Eurasian Beavers living in northern Britain, Scotland actually, are to be given legal protection so that they can spread their range naturally.
This is a big step forward for rewilding proponents and anti-de-wilding proponents but I forecast trouble ahead. Already the NFUS is up in arms about this and has said that proper management of the species would be needed and John Mackay, a potato grower from Angus, is reported as suggesting that proper management might include destroying Beaver dams wherever they are built. It’s always good to have an evidence-based position and seek the common ground (which might be a bit sodden in this case).
I hope to post a guest blog from the Scottish Wildlife Trust on this subject on Monday – the rewilding theme continues.
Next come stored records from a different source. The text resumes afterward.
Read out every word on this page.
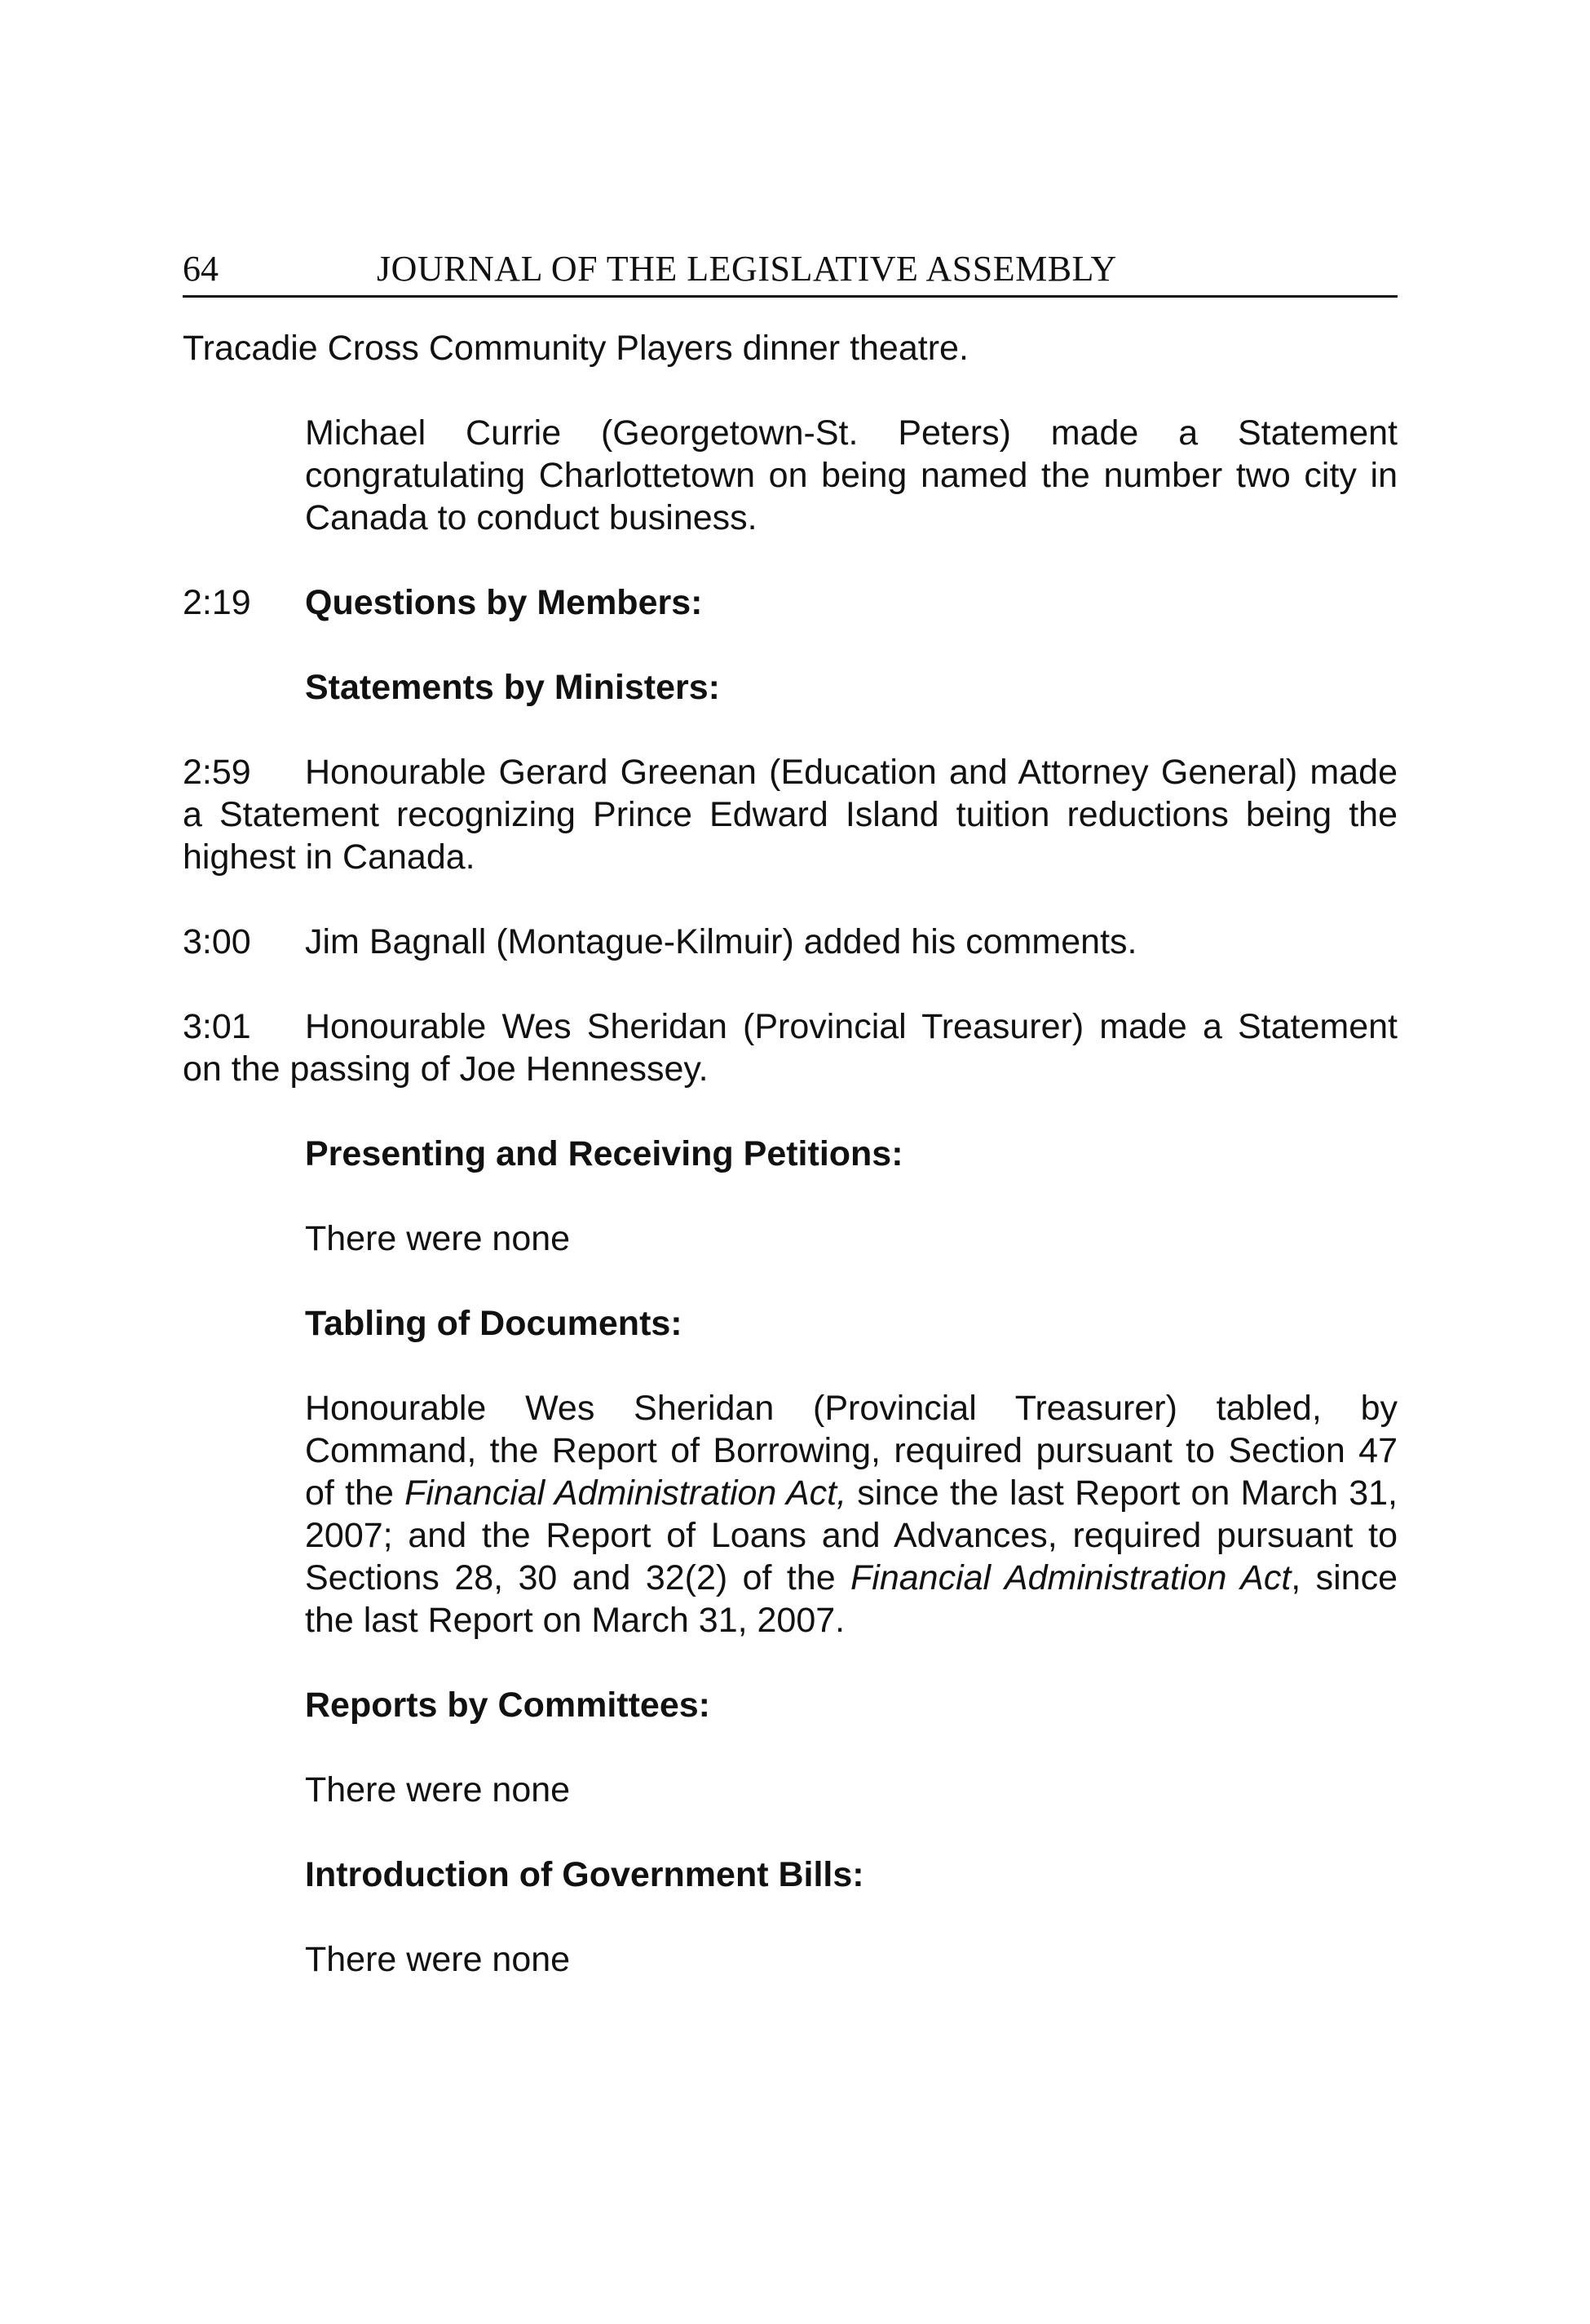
64	JOURNAL OF THE LEGISLATIVE ASSEMBLY

Tracadie Cross Community Players dinner theatre.

Michael Currie (Georgetown-St. Peters) made a Statement congratulating Charlottetown on being named the number two city in Canada to conduct business.

2:19 Questions by Members:

Statements by Ministers:

2:59 Honourable Gerard Greenan (Education and Attorney General) made a Statement recognizing Prince Edward Island tuition reductions being the highest in Canada.

3:00 Jim Bagnall (Montague-Kilmuir) added his comments.

3:01 Honourable Wes Sheridan (Provincial Treasurer) made a Statement on the passing of Joe Hennessey.

Presenting and Receiving Petitions:

There were none

Tabling of Documents:

Honourable Wes Sheridan (Provincial Treasurer) tabled, by Command, the Report of Borrowing, required pursuant to Section 47 of the Financial Administration Act, since the last Report on March 31, 2007; and the Report of Loans and Advances, required pursuant to Sections 28, 30 and 32(2) of the Financial Administration Act, since the last Report on March 31, 2007.

Reports by Committees:

There were none

Introduction of Government Bills:

There were none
Here are links to news coverage of the announcement by the Scottish government:
I’m delighted that Beavers are back and partly through properly regulated pilot projects but they are also back through illegal releases. How should we feel about that?
I think that conservationists are getting fed up with the illegal killing of protected species such as Pine Martens, Wildcats, Golden Eagles and Hen Harriers (to name but a few) and we will see more and more unlicensed and therefore illegal reintroductions going on both north and south of the Border. I’d be surprised if van loads of Pine Martens aren’t already finding their ways to English forests (as well as properly licensed to Welsh ones) and more of this will happen. Mammals may be a better bet than most bird species as they sometimes remain largely unnoticed until their populations are reasonably well-established.
Given that governments north and south of the Border are being slow to clamp down on illegality which kills protected species, it shouldn’t come as a surprise if those who wish to help those and other persecuted species think they’ll bend the rules too. Raptor persecution is illegal but happens routinely and has massive impacts on the status of protected species whereas a reintroduction project requires licences and all that red tape that landowners usually complain about. You can’t let some native White-tailed Eagles go in East Anglia but you can let 40+ million non-native Pheasants out each year. It’s all a bit of a mess. And that’s what happens when the criminality is allowed to continue.